Climate change and water scarcity will have a big impact on the food and beverage industry in Asia, due mainly to the changes in growing conditions for key agricultural inputs. That’s the primary finding of WRI’s forthcoming report: Weeding Risk, due out in October.
The current drought in India could be a harbinger of things to come. A 2 month long drought has afflicted almost half the country during this summer’s rainy (monsoon) season. The monsoon rains that are critical for crops such as rice, soybeans, and sugarcane, are 85% below normal. As a result, India’s sugar crop in 2008 was 45% lower than the previous year, and this year’s crop is expected to be the same or worse.
Overall food prices in India have risen 10%, owing largely to the drought. And global sugar prices have reached a 28-year high, in part because of lower production in India (India is the 2nd-largest sugar producer, in part because of growing demand for ethanol. Climate change’s impact on precipitation patterns is predicted to make droughts such as this year’s more common and prolonged than in the past.

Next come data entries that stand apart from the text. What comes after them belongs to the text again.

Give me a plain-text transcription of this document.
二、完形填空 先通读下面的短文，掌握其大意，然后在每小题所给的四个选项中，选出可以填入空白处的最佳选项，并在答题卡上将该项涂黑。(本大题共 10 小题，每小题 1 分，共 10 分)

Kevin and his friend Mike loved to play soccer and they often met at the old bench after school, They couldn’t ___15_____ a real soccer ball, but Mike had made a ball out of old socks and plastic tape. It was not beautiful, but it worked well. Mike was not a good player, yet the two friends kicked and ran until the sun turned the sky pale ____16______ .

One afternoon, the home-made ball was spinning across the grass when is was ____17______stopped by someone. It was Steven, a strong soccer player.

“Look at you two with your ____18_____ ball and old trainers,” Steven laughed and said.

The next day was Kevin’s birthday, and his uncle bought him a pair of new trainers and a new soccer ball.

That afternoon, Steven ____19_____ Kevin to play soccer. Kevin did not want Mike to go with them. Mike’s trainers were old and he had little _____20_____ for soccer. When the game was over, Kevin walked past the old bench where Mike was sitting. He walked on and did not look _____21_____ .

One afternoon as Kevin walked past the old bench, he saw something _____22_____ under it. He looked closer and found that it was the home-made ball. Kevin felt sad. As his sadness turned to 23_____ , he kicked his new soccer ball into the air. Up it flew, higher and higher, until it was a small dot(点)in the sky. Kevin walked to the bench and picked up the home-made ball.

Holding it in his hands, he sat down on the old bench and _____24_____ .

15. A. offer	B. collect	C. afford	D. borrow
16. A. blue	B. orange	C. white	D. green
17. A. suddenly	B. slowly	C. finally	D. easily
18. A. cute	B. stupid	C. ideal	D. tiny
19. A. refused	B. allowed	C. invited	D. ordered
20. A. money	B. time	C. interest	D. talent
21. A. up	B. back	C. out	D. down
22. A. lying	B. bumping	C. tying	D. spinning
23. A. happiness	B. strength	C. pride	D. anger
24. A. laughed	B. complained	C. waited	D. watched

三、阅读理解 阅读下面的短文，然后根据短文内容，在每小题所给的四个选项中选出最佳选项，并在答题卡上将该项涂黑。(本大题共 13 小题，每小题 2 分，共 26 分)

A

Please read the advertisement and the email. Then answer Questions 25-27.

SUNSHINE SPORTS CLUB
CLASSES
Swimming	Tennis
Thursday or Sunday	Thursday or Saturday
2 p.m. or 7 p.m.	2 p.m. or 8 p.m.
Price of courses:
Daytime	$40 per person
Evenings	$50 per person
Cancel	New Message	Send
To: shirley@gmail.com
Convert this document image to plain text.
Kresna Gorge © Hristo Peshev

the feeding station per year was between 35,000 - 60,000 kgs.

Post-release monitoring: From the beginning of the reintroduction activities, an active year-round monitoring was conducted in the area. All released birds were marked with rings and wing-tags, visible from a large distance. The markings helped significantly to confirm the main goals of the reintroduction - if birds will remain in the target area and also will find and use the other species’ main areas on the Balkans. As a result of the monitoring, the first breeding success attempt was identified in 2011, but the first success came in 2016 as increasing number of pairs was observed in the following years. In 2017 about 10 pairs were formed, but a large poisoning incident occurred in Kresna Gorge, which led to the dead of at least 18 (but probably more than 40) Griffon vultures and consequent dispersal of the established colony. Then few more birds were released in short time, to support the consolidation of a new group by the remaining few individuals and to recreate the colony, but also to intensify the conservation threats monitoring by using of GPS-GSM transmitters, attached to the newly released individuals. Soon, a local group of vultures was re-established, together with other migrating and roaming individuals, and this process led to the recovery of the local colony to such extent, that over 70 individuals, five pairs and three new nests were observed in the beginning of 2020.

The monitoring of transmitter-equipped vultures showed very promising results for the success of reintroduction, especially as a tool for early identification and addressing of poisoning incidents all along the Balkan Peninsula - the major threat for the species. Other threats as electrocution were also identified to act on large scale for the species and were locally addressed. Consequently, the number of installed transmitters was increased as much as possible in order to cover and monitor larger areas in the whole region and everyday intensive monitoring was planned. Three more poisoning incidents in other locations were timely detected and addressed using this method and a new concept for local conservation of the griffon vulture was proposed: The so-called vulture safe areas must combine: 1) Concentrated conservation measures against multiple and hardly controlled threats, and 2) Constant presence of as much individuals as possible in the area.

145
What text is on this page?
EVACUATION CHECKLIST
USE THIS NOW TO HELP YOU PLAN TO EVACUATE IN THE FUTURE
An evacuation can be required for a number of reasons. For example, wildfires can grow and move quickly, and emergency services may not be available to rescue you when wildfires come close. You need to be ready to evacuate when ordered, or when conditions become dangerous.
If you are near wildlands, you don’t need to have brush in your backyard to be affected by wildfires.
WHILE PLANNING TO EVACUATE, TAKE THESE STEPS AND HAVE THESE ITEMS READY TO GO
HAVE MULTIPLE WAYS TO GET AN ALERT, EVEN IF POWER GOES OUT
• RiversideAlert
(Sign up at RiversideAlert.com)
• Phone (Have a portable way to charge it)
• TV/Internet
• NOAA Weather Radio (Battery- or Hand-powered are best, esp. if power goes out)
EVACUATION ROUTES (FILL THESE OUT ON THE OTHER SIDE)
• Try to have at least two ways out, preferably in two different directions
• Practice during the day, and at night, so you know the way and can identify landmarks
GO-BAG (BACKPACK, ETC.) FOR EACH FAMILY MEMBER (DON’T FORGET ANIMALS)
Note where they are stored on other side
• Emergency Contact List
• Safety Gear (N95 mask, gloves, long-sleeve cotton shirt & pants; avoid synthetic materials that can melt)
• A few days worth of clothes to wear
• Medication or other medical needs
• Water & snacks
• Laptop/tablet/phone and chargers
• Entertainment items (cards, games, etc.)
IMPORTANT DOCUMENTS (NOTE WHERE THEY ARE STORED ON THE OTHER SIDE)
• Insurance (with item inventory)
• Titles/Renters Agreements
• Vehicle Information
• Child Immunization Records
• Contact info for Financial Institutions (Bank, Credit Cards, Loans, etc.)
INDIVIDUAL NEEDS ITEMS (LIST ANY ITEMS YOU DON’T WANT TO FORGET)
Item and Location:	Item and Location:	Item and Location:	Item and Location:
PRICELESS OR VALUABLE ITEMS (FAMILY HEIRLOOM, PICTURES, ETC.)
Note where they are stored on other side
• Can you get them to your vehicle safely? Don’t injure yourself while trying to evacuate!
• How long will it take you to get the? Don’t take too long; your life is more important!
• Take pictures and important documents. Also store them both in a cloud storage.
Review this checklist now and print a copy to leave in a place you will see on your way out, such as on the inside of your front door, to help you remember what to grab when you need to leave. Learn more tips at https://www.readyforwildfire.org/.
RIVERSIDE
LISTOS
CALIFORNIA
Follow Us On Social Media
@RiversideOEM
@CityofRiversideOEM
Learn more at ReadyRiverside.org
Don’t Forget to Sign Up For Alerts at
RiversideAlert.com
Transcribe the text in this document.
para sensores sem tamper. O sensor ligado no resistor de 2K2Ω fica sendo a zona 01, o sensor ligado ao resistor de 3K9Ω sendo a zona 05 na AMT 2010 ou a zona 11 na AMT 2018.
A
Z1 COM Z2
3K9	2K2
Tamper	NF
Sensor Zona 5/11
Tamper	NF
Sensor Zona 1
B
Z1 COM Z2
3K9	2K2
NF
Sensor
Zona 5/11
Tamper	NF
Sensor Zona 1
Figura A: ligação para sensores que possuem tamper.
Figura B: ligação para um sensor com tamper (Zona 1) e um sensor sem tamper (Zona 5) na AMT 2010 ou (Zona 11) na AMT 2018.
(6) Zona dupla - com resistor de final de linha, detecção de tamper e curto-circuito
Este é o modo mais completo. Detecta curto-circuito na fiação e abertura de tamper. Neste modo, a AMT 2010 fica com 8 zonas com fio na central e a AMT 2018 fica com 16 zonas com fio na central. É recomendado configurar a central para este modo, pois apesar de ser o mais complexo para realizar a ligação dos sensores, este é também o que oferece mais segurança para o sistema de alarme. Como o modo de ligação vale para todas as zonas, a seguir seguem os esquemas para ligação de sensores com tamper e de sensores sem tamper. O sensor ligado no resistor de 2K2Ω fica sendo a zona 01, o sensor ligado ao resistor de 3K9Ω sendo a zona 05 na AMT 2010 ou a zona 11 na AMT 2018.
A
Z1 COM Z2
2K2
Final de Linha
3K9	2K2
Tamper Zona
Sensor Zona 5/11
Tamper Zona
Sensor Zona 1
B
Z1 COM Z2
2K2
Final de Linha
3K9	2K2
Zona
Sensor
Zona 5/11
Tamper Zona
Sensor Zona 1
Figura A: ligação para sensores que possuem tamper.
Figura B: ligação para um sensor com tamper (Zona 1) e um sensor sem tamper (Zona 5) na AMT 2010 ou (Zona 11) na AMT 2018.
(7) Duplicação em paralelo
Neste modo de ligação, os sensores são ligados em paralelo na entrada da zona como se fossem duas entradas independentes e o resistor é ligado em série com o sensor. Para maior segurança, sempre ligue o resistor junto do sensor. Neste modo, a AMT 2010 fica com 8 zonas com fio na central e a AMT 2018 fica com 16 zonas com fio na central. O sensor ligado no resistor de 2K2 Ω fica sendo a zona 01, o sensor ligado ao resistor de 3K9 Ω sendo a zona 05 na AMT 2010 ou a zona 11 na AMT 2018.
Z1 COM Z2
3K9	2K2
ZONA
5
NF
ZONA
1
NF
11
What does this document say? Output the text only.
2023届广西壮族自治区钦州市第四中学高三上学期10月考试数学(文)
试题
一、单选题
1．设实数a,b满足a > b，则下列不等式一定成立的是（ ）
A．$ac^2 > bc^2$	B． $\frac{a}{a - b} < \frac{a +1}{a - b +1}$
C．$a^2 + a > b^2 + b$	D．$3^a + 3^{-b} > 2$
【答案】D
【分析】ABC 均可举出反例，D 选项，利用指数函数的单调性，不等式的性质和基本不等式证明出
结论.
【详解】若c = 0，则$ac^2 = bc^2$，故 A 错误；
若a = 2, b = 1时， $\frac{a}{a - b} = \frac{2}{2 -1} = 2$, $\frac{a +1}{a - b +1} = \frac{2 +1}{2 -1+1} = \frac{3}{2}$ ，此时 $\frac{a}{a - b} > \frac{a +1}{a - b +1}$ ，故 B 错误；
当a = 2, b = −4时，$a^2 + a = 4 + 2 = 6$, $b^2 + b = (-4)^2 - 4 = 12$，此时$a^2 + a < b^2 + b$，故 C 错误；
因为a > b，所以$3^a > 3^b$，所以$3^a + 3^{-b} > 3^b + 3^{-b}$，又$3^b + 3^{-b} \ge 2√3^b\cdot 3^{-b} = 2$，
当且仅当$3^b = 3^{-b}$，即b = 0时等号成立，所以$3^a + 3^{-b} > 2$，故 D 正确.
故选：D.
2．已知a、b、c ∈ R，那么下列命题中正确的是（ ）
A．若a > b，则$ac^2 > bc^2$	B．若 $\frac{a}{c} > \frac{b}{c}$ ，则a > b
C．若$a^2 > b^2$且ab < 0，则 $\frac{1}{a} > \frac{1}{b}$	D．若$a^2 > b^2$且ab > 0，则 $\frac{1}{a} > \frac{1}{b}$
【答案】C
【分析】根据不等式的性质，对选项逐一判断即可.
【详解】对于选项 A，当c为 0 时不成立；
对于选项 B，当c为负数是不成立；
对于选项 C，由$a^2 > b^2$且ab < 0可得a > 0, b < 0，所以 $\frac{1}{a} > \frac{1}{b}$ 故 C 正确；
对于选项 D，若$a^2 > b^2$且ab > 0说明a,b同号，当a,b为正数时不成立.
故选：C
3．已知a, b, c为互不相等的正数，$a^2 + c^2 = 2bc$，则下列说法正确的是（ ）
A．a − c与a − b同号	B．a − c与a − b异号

What does this mean for investors in the food and beverage industry? WRI’s forthcoming Weeding Risk report attempts to answer those questions by examining the impact that climate change and water scarcity would have on key sub sectors, including aquaculture, dairy, poultry, tea, sugar, starch and confectionery and edible oils.
The report’s main findings are that climate change and water scarcity can have the following impacts on the sector:
- Raise agricultural commodity prices and increase price volatility by decreasing yields.
- Increase processing costs through operational disruptions and treatment costs.
- Create food safety challenges and conflicts with local communities over resource use
Leading F&B companies will find ways to build corporate and supply chain resilience to potential risks. Companies that understand the risks they are facing, and are actively building their resilience to the impacts, are better long term investments.